The NAHB/Wells Fargo Housing Market Index (HMI) of builder sentiment fell five points in October to a level of 54. Any value above 50 means more builders see the market favorably over those who see unfavorable conditions. The drop was from a nine-year high of 59 in August and returns the index to levels experienced during the start of the summer.
Local conditions continue to vary across markets, notably those in the oil and energy belt, which retain strongly positive outlooks. Builders continue to note shortages of buildable lots and scattered concerns about access to skilled labor. The HMI’s most recent reading is consistent with month-to-month volatility in various housing indicators, as well as long-run improving trends.
For example, the September housing construction report from the Census Bureau and HUD rebounded from an unusually low August level and returned to the slow but steady growing trend. The pace of total starts rose just above 1 million for the third time in 2014 to an annual rate of 1,017,000. Single-family starts increased slightly to 646,000, establishing a third quarter average of 646,000. This marks a 3.4% increase over the second quarter. Regionally, single-family starts were up in the Midwest and West and offset by smaller declines in the Northeast and South.
Multifamily constructions starts (units in buildings with two or more units) in September increased 16.7% to an annual rate of 371,000, finishing the third quarter at an average of 378,000, a 5% increase over the second quarter.
In another instance of monthly data volatility, September sales of new single-family sales were virtually unchanged, albeit from a significantly revised August report. At an annual rate of 467,000, September sales were at the highest pace since July 2008. However, the August number was revised downward after an unusually large and unsustainable spike. The third quarter finished at a 446,000 rate, up 4.4% from the second quarter (427,000).
Inventories of single-family homes continue to rise as builders prepare for continued demand improvements. Total inventory rests at 207,000, up 13% from the same time last year. Of that inventory, only 50,000 are completed homes ready to move in.
NAHB analysis of Census data of the sources of financing for new single-family home sales suggest little change from the prior quarter, although long-run trends point to a growing market share for conventional financing sources.
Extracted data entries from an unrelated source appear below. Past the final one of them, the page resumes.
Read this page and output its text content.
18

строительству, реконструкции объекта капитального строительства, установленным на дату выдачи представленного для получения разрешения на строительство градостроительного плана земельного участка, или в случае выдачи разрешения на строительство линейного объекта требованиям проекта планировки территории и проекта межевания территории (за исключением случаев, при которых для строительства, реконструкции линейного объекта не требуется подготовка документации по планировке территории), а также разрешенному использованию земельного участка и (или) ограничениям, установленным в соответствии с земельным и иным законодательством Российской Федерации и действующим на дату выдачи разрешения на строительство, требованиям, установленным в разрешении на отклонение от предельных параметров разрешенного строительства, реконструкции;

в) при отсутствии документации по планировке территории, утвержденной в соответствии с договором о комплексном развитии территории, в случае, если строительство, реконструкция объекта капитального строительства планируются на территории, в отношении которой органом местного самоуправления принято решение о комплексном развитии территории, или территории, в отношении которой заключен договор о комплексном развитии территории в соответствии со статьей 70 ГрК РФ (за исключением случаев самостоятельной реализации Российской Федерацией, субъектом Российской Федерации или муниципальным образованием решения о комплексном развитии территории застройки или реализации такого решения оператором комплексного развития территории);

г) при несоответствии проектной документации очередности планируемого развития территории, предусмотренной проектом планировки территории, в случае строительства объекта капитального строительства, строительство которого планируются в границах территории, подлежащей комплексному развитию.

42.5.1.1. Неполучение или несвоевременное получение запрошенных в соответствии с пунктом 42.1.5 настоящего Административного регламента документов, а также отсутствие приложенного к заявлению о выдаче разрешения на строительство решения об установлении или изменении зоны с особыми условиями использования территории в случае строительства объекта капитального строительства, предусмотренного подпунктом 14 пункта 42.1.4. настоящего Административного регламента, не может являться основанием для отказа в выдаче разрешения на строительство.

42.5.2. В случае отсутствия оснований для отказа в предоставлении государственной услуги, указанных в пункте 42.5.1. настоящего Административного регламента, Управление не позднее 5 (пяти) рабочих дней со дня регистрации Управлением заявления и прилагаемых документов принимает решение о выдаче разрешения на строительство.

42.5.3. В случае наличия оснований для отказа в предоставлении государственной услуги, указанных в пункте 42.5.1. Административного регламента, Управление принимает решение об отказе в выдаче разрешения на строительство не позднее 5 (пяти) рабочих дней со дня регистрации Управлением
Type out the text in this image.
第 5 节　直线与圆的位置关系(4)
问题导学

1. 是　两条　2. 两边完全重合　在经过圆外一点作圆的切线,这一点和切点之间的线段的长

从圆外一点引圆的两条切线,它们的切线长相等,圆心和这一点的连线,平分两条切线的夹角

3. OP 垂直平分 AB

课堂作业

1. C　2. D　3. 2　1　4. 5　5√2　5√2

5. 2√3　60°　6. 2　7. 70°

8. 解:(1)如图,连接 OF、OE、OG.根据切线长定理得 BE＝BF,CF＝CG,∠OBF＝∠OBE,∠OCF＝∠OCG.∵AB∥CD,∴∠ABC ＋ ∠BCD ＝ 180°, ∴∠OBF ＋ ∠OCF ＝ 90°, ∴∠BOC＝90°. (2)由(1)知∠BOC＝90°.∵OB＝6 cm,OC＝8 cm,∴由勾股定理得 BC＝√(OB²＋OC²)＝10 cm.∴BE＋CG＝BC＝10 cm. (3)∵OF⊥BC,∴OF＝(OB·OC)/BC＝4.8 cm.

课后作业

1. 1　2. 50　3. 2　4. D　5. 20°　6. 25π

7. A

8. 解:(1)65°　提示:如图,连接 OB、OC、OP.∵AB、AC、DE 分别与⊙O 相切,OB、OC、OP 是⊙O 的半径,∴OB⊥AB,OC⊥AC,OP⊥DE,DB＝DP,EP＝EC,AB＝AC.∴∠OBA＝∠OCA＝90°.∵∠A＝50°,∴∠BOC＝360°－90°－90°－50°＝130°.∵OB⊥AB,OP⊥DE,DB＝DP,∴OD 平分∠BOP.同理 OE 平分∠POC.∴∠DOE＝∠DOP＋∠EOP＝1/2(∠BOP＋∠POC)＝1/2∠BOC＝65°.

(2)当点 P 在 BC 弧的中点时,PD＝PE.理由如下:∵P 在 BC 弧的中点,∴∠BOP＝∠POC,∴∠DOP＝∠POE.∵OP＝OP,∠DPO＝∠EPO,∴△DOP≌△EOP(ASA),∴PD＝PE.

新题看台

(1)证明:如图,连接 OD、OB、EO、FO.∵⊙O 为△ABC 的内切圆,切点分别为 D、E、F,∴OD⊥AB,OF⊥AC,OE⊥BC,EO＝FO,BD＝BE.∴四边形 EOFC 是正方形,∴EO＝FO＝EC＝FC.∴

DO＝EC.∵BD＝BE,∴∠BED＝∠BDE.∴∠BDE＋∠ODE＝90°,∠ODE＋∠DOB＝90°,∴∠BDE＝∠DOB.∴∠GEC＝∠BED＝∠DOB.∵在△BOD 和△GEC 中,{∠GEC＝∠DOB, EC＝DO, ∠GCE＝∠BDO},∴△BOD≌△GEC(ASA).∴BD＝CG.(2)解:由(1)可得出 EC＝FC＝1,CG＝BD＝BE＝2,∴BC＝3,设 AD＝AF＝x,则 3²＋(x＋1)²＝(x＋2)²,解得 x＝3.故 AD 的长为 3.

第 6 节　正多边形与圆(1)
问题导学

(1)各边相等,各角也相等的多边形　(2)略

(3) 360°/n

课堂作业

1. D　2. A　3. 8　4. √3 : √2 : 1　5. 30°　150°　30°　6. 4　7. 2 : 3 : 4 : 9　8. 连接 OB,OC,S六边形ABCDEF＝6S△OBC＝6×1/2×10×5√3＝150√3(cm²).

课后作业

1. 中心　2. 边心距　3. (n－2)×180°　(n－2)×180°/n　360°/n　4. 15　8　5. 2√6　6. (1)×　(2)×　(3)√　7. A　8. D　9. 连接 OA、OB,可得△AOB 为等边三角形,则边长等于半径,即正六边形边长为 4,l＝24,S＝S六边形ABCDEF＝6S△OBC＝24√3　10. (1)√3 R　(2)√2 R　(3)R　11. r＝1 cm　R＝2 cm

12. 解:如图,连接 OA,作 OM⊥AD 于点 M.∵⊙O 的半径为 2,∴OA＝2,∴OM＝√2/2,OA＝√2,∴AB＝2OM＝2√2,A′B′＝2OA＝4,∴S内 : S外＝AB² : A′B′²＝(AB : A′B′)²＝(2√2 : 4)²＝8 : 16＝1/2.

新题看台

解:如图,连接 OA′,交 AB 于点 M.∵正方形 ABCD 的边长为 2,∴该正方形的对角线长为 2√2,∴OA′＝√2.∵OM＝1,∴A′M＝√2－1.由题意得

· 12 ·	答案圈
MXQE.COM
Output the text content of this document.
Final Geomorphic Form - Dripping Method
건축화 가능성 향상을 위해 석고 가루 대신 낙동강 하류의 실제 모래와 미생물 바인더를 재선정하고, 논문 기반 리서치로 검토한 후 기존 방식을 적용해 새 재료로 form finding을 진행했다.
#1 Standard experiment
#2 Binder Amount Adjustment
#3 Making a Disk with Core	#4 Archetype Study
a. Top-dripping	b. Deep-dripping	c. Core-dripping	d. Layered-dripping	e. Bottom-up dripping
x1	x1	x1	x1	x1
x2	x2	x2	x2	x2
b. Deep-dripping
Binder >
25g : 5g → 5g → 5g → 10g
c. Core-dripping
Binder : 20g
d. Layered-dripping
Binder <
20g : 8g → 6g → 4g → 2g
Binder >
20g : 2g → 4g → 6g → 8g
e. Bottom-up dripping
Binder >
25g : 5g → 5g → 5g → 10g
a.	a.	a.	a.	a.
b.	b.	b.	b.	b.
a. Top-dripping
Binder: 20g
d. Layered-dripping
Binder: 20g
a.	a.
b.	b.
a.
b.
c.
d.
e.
Third quarter numbers from the Census Bureau’s Quarterly Sales by Price and Financing indicate that the count of cash-based new single-family home sales stood at 8,000 or about 7% of total sales. During the 2002-2003 period, cash sales made up only 4% of purchases. In contrast, cash purchases constitute a considerably larger share of the existing home market – 24% in September.
New home sales due to FHA-backed loans were 12% of the market during the third quarter. This is down from 28% in the first quarter of 2010 and is closer to the 2002-2003 average of 10%. As the conventional mortgage financing share has risen, the share of new single-family home sales due to FHA-backed mortgages has declined.
Pending existing home sales increased 0.3% in September, suggesting continued steady improvement in the resale market. The NAR Pending Home Sales Index (PHSI), a forward-looking indicator, increased to 105.0 in September from 104.7 in August. The September reading was up 1.0% from the same month a year ago, and pending sales were up year-over-year for the first time in 11 months.
This report builds on the positive September existing home sales numbers from NAR. Existing home sales increased to the highest level of the year, having posted gains for five of the last six months, despite weakness among first-time buyers.
Growth in the resale market is a net positive for the remodeling sector. The NAHB Remodeling Market Index (RMI) rose one point to 57 in the third quarter of 2014, the sixth consecutive quarterly period the index has been over 50. An RMI above 50 indicates that more remodelers report market activity is higher (compared to the prior quarter) than report it is lower.
The Standard and Poor’s (S&P) and Case-Shiller House Price Index – National rose by 5.1% on a year-over-year seasonally adjusted basis in the October report. This is the 28th consecutive month of year-over-year increases. Over this period of more than two years, house prices have risen by 18.0%.
Rising home prices have been good for household balance sheet repair as part of the post-recession deleveraging process has limited some prospective first-time home buyers’ ability to enter the market. And while rising rents (1.5% growth above inflation over the last 12 months) should push younger buyers to consider homeownership, this has not occurred yet. For example, the national homeownership rate fell to 63.4% during the third quarter, nearing a 20-year low.
While home prices continue to rise, that expansion has been slowing. A more price constrained housing market may put pressure on builders, given rising costs of building. For example, recent news suggests another large gypsum price increase is in store for 2015, which will raise the price of items like drywall. Such factors will contribute to the volatility in the monthly construction data.
In recent analysis news, a new study that highlights the benefits of the Low-Income Housing Tax Credit program was published in California. The analysis details the effectiveness of the program and lists the benefits that come from having an assured supply of safe and affordable housing.
NAHB economists also finished a review of 2013 new single-family home construction characteristics. Recent analysis highlighted the fact that lot prices tend to be highest in New England due to local zoning requirements. Other analysis included regional differences in new home sales financing and water utility systems.